Lumpia, Pancit, atbp.
213 Muddy Branch Road, Gaithersburg
301-527-7788
Hours: Mon.-Fri. 11:30 a.m.-8 p.m., Sat. 11 a.m.-8 p.m., Sun. 11 a.m.-3 p.m.
Style of cuisine: Filipino-Asian
Entrée prices: $6.95-$8.95, weekday lunch buffet $6.49, weekend buffet $12.50
Carryout
Credit cards: AE, D, MC, V
Accessible
Pancit, lumpia and adobo can only mean Filipino food. So says Navy retiree Louie Ortega whose wife Cho commands the kitchen at Lumpia, Pancit, atbp in Festival at Muddy Branch. Atbp. is the Tagalog (the official language of the Philippines) equivalent of et cetera, indicating that more than these two favorites will be found here.
Growing up in the Philippines, Cho Ortega, an eldest child, learned how to cook from her mother, a home economist, then polished her skills during the 20 years she has lived in the U.S. After a course on catering banquets at Montgomery College, she started a catering business in Gaithersburg in 2000, and sold Filipino food at festivals from Takoma Park to Olde Towne.
Encouraged by family, clients and friends, Ortega opened her restaurant in January. She modified the traditional recipes, lowering the fat content, for example, to satisfy health-conscious diners.
Geography is destiny in the evolution of Filipino cuisine. Chinese traders, intermarrying with the native Malay population, introduced noodles, pancakes, spring rolls and soy sauce. Arabs brought cumin and coriander. The Portuguese added Western influences. Olive oil, tomatoes and garlic appeared during the 370-year Spanish rule. A half-century under Americans left its mark as well.

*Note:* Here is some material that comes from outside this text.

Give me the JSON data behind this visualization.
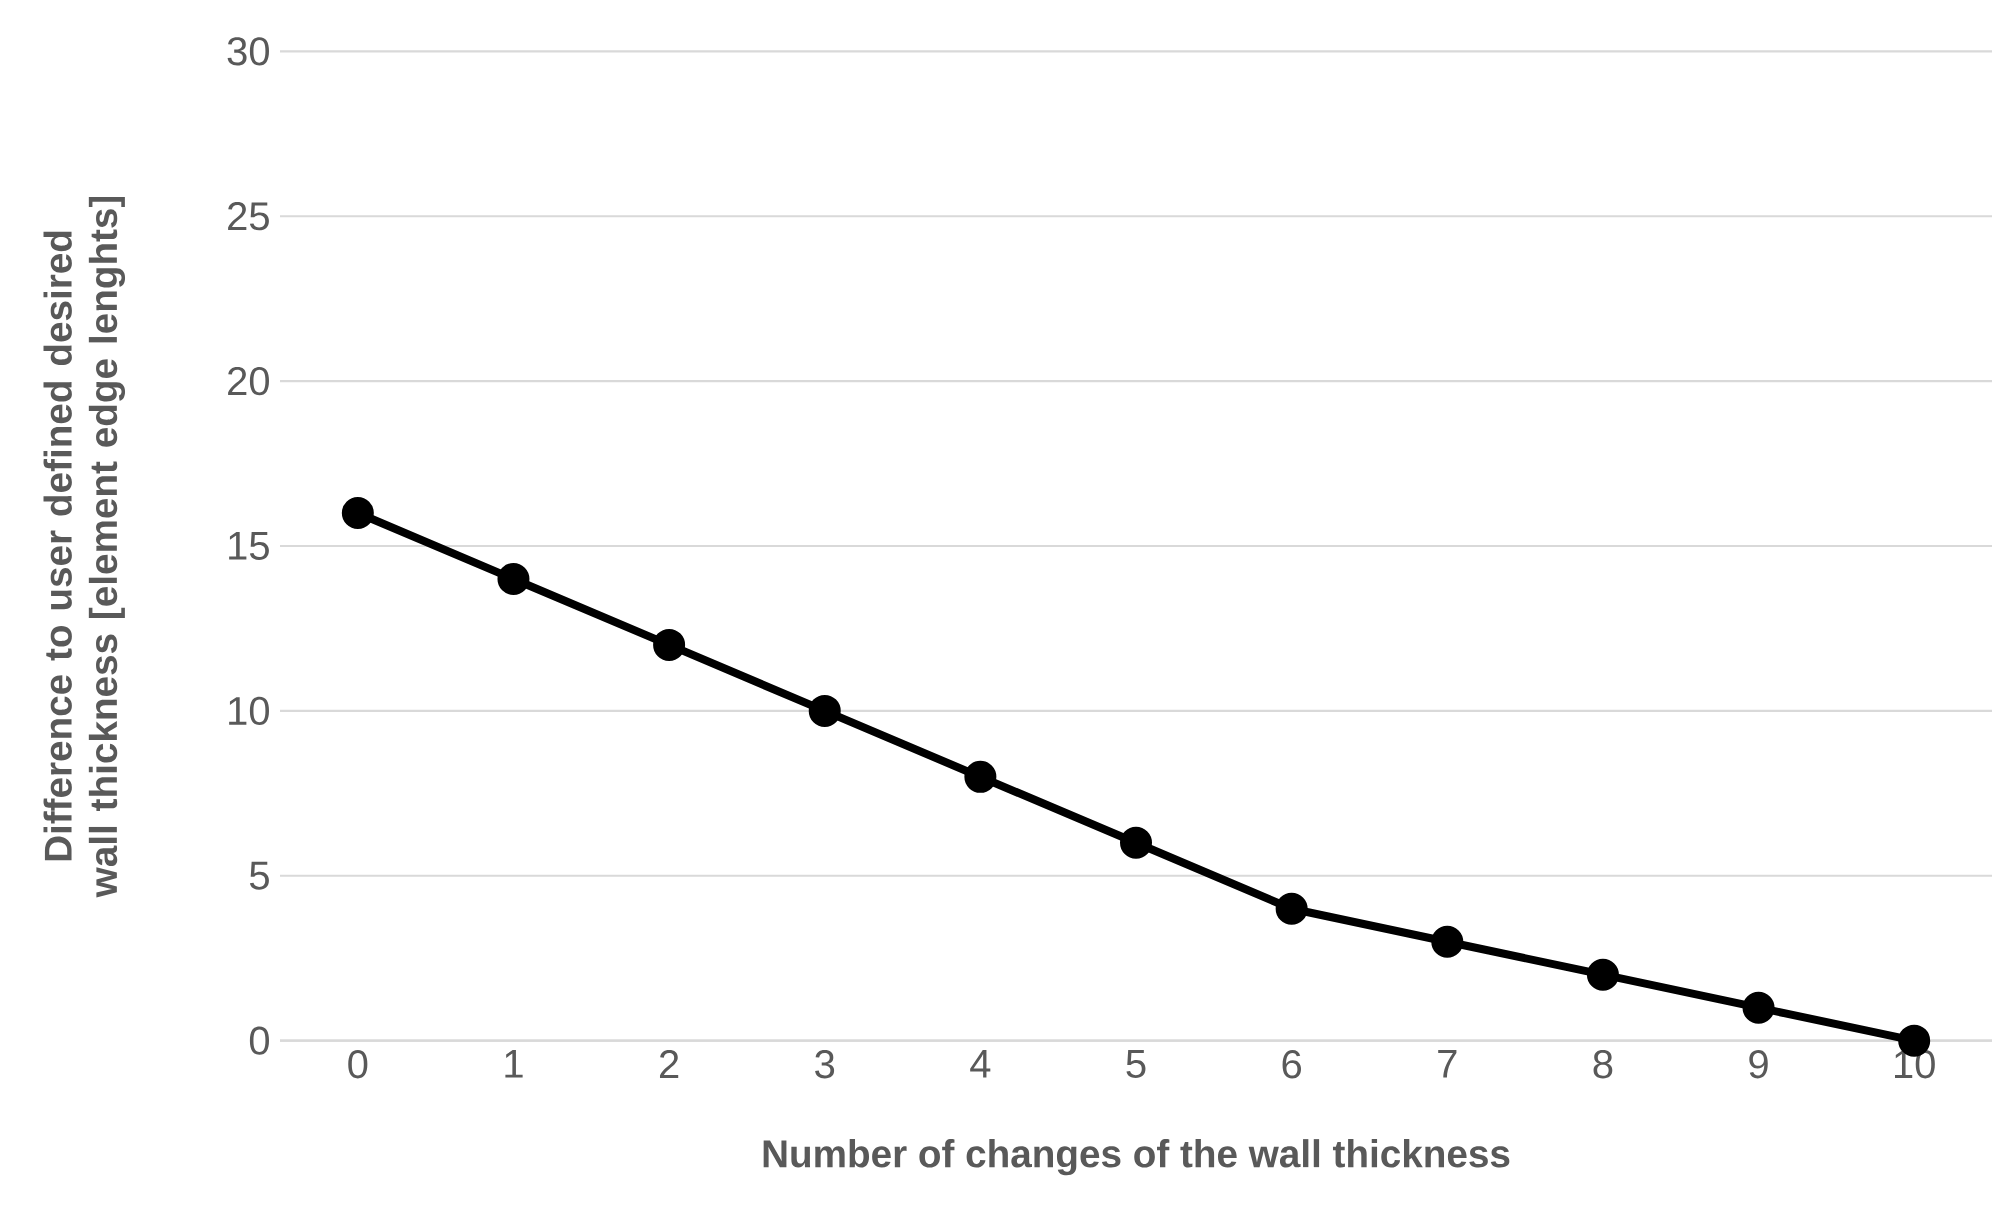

We are delighted one Saturday evening to discover Lumpia, Pancit’s extensive buffet and friendly, accommodating staff. The quickest introduction to an unfamiliar cuisine is a buffet. We plunge in, starting with embotito, pork meatloaf enlivened with banana ketchup, and wonderful fresh lumpia. Unwrapping the paper, we slather the crepe inside with a thickened soy sauce.

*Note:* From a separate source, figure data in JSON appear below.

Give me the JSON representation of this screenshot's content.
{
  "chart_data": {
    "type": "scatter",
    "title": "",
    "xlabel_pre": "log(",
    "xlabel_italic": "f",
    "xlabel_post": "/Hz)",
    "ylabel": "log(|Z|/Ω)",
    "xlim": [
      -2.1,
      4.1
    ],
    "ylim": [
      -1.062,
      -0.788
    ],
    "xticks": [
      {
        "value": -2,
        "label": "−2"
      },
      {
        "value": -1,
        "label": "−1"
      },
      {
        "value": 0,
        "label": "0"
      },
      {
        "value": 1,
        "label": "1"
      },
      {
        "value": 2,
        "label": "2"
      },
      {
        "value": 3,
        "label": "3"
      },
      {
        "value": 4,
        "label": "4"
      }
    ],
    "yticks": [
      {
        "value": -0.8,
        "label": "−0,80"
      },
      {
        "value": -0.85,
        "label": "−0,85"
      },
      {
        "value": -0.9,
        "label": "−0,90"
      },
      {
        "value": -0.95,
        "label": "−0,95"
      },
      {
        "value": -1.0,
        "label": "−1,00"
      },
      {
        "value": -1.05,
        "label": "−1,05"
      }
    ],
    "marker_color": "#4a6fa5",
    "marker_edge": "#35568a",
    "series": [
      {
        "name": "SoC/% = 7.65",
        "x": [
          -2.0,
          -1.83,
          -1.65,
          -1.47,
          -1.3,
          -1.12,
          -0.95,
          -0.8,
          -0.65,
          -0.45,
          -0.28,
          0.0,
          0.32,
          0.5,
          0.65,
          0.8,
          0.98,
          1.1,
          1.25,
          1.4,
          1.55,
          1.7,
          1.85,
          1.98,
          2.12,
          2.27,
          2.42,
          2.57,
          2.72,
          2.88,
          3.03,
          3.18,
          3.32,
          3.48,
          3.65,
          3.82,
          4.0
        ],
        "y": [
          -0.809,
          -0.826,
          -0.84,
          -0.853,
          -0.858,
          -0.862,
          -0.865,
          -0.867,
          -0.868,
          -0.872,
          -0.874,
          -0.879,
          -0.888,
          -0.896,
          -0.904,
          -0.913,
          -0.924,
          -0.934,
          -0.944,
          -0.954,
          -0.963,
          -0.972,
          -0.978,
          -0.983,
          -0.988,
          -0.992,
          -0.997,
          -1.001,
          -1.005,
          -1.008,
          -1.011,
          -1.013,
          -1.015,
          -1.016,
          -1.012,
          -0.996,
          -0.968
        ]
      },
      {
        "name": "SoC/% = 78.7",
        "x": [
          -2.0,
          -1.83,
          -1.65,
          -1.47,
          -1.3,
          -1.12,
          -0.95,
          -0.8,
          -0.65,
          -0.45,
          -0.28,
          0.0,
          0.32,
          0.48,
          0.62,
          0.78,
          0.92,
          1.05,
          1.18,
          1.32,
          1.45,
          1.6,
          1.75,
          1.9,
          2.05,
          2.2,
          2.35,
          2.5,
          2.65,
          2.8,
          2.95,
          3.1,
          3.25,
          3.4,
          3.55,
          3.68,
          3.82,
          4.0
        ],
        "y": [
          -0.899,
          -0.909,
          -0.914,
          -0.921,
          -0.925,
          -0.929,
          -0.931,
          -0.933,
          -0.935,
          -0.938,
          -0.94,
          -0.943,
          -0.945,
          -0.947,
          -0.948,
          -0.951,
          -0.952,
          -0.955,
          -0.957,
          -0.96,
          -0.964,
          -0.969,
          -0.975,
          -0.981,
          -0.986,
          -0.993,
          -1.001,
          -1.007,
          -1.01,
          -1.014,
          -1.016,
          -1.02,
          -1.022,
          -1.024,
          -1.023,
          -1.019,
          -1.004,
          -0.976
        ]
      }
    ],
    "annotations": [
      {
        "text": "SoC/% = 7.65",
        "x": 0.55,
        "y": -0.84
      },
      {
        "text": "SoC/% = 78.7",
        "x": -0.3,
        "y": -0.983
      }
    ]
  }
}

‘‘The more you put on, the better it tastes,” declares Louie Ortega.
With a dip into a big steamer of rice, we fill our plates with famous chicken adobo, marinated in soy sauce, spices and vinegar (a perfect meeting of Spain and the Orient), and surprising laing, taro leaves simmered in coconut milk with shrimp, pork, chile and spices. Fried vegetable lumpia are paired with vinegar sauce and thinner fried beef lumpia with hot and sweet sauce. Egg rolls have met their competition.

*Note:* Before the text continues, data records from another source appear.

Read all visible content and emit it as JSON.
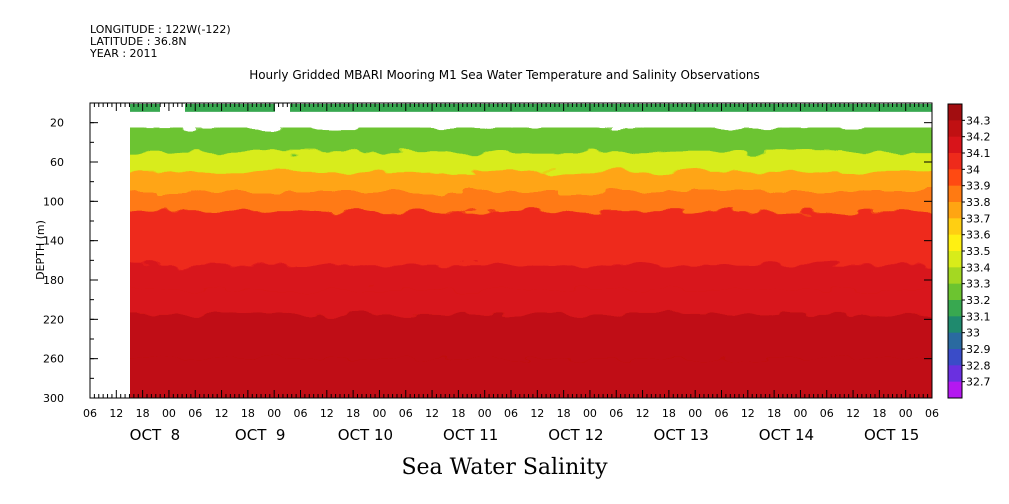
{
  "header": {
    "longitude": "LONGITUDE : 122W(-122)",
    "latitude": "LATITUDE : 36.8N",
    "year": "YEAR : 2011"
  },
  "title": "Hourly Gridded MBARI Mooring M1 Sea Water Temperature and Salinity Observations",
  "bottom_title": "Sea Water Salinity",
  "chart_data": {
    "type": "heatmap",
    "title": "Hourly Gridded MBARI Mooring M1 Sea Water Temperature and Salinity Observations",
    "xlabel": "",
    "ylabel": "DEPTH (m)",
    "variable": "Sea Water Salinity",
    "y_range": [
      300,
      0
    ],
    "y_ticks": [
      20,
      60,
      100,
      140,
      180,
      220,
      260,
      300
    ],
    "x_range_hours": [
      "OCT 7 06:00",
      "OCT 15 06:00"
    ],
    "x_hour_ticks": [
      "06",
      "12",
      "18",
      "00",
      "06",
      "12",
      "18",
      "00",
      "06",
      "12",
      "18",
      "00",
      "06",
      "12",
      "18",
      "00",
      "06",
      "12",
      "18",
      "00",
      "06",
      "12",
      "18",
      "00",
      "06",
      "12",
      "18",
      "00",
      "06",
      "12",
      "18",
      "00",
      "06"
    ],
    "x_date_labels": [
      "OCT  8",
      "OCT  9",
      "OCT 10",
      "OCT 11",
      "OCT 12",
      "OCT 13",
      "OCT 14",
      "OCT 15"
    ],
    "colorbar": {
      "labels": [
        "34.3",
        "34.2",
        "34.1",
        "34",
        "33.9",
        "33.8",
        "33.7",
        "33.6",
        "33.5",
        "33.4",
        "33.3",
        "33.2",
        "33.1",
        "33",
        "32.9",
        "32.8",
        "32.7"
      ],
      "colors": [
        "#a20d10",
        "#c01012",
        "#d8141a",
        "#ee2a1b",
        "#ff4a12",
        "#ff7a12",
        "#ffa512",
        "#ffcf12",
        "#fff012",
        "#d8ec1a",
        "#a4d822",
        "#6cc430",
        "#38a850",
        "#1f8a6e",
        "#2a6aa0",
        "#3a4cc8",
        "#6a30e0",
        "#b418f0"
      ],
      "range": [
        32.7,
        34.3
      ]
    },
    "salinity_by_depth": [
      {
        "depth": 10,
        "salinity": 33.2
      },
      {
        "depth": 40,
        "salinity": 33.3
      },
      {
        "depth": 60,
        "salinity": 33.5
      },
      {
        "depth": 80,
        "salinity": 33.7
      },
      {
        "depth": 100,
        "salinity": 33.85
      },
      {
        "depth": 120,
        "salinity": 33.95
      },
      {
        "depth": 150,
        "salinity": 34.0
      },
      {
        "depth": 180,
        "salinity": 34.05
      },
      {
        "depth": 200,
        "salinity": 34.1
      },
      {
        "depth": 230,
        "salinity": 34.15
      },
      {
        "depth": 250,
        "salinity": 34.2
      },
      {
        "depth": 270,
        "salinity": 34.15
      },
      {
        "depth": 300,
        "salinity": 34.15
      }
    ]
  }
}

Innards are a taste I have not acquired, so I pass on the liver-sauced pork, lechon paksiw, but our hardy men love that and dinaguan, a hearty pork stew with vinegar and beef blood.
Barbecued beef strips are familiar, and kaldereta, a Mediterranean-style beef stew with potatoes, tomatoes, bell peppers and carrots, wins fans.
Two soups beckon: sinigang, tempered with tamarind and coconut milk, and turola, a clear broth with ginger.
Bistek needs no translation, and escabeche, tilapia filet cooked with sweet and sour sauce and vegetables, is welcome.
Kare-kare, beef oxtail stew with peanut sauce and green beans, is a Filipino festival favorite. Pinakbet melds eggplant, okra and longbeans.
Mildly-flavored pancit bihon, thin rice noodles stir-fried with chicken, carrots, snow peas, cabbage and green beans, and pancit palabok, thicker rice noodles with pork and tofu sauce, egg, shrimp, garlic and scallion, clear the palate.
At the dessert table, ginataang halo halo has us guessing. We learn it is a melange of coconut milk, jackfruit syrup, glutinous rice, plantain and yam. Turon, pan-fried plantain in a pastry wrapper with jackfruit and caramelized sugar, is satisfying. Coconut-covered pichi pichi and steamed kutsinta are representative rice cakes.
Tea and tropical juices (extra), like buko (young coconut) or calamansi (lime), enhance the meal.
Lumpia, Pancit’s maghapong almusal, or all-day breakfast, consists of fried rice and scrambled eggs with a choice of tocino (sliced cured pork), longganisa (pork sausage) or daeng (salty, boneless marinated milkfish).
Merienda, a holdover from the Spanish days, means serious between-meal snacks. Among these are pancit mami, a pho-like chicken noodle soup with shredded carrots, cabbage, green onion, hard-boiled egg and seasonings, and pancit lomi, a thicker noodle soup with shrimp, fish balls and the same vegetables.
Any time of day, Lumpia, Pancit, atbp. offers a unique dining experience.